Why Reducing Property Insurance Can Be a Bad Idea
America’s challenging economy is perhaps best understood through the severe state of the nation’s real estate market. Home values everywhere have fallen and continue to fall across the country, and the boom of the mid-2000’s has definitely come to a screeching halt. Because home values have fallen, many home owners are thinking about cutting their home insurance in order to reflect the new value of their asset. While it may seem tempting to reduce your home insurance and save some money on the lower coverage premiums, it’s a very risky move indeed and few experts would advise doing such a thing.

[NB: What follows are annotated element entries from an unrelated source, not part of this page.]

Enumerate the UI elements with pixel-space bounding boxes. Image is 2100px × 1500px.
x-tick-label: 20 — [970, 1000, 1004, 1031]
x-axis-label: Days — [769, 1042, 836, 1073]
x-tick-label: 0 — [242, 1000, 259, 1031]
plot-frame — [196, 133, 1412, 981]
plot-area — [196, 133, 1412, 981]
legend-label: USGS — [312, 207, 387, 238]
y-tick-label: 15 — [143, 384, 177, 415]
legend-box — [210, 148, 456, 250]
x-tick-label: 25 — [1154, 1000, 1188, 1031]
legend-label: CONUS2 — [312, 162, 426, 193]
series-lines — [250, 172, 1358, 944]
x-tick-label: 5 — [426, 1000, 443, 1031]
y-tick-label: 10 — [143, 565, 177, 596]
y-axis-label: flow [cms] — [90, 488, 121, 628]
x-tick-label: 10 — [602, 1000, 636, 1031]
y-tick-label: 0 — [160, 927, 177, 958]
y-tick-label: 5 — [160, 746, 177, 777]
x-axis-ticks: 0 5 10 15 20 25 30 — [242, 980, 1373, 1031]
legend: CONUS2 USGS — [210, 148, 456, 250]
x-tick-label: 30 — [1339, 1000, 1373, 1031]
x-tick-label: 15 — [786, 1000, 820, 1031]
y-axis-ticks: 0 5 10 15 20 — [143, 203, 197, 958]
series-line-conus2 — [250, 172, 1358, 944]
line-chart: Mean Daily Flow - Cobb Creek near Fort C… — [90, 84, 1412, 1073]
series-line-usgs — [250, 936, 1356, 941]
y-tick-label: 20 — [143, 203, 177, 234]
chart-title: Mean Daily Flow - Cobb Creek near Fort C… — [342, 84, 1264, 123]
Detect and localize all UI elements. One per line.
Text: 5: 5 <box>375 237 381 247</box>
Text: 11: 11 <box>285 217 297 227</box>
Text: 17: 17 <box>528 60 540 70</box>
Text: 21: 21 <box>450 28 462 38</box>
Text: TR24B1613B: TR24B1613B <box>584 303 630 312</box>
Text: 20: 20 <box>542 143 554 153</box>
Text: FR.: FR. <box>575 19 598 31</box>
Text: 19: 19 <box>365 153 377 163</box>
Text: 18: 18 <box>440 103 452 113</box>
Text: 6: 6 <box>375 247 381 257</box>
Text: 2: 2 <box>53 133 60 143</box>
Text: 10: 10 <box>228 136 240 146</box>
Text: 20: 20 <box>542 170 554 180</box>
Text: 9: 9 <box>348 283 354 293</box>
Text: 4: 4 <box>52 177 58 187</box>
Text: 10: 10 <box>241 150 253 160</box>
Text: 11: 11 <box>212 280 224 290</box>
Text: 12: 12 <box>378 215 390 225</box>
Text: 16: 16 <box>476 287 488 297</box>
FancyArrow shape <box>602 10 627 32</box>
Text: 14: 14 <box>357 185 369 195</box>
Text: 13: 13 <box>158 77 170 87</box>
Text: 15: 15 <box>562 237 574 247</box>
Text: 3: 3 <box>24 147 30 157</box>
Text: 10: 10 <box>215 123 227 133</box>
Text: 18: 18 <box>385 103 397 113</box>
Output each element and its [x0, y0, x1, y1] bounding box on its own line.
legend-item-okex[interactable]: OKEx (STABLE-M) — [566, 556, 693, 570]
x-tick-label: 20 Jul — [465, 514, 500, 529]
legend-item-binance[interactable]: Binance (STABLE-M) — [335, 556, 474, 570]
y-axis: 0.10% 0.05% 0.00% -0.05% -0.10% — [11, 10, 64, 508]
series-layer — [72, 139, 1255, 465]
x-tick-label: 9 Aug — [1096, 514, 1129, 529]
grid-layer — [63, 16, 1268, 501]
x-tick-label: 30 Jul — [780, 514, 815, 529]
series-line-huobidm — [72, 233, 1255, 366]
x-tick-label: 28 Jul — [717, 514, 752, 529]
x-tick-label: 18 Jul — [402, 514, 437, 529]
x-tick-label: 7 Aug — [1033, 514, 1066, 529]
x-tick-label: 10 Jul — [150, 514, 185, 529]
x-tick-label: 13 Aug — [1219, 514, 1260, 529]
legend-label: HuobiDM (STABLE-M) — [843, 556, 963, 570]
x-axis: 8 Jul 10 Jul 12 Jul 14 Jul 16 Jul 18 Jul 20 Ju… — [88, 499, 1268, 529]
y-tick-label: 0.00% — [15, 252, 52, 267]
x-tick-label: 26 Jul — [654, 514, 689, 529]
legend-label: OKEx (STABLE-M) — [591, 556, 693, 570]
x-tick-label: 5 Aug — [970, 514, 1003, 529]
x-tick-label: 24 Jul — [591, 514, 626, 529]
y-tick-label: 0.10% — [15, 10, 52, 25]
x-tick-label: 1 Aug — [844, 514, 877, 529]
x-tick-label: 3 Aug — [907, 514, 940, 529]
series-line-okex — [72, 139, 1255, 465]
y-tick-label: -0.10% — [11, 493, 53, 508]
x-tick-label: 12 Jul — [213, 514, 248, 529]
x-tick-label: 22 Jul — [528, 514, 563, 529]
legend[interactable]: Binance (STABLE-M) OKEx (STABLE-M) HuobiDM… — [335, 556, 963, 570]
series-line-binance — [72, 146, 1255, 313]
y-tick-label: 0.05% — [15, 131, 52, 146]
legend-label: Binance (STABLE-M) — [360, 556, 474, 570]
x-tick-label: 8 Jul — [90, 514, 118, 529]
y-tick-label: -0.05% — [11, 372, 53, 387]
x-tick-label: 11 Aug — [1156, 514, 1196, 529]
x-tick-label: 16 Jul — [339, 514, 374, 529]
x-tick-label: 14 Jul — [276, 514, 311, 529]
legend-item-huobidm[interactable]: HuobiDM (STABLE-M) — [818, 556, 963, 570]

Many people think it’s a savvy move to lower their home insurance coverage if the value of their home has fallen. This is a big mistake, because the market value of a home is not linked to the cost estimates of repairing it from, say, a total loss. Let’s say you’re away on vacation and your home burns to the ground. Your home insurance will pay for how much it will cost to repair it. If you reduce the amount of your home insurance you will get less money for the necessary repairs – and while your home may be worth less now, the price of materials and labor and other construction components have not. In other words, you may get $150,000 from your home insurance provider, but the costs to rebuild will be $200,000. Now you have not only a burned-out shell of a home, but an extra $50,000 in debt. When it comes to the proper amount of home insurance, you need to be thinking in terms of repair costs, not market value. They’re two completely different things.
To lower your home insurance rates without sacrificing needed coverage, think about raising your deductible and making higher monthly payments. You could also start looking for a better rate, and letting your current provider know it. Seeking to negotiate lower home insurance rates is always a good idea.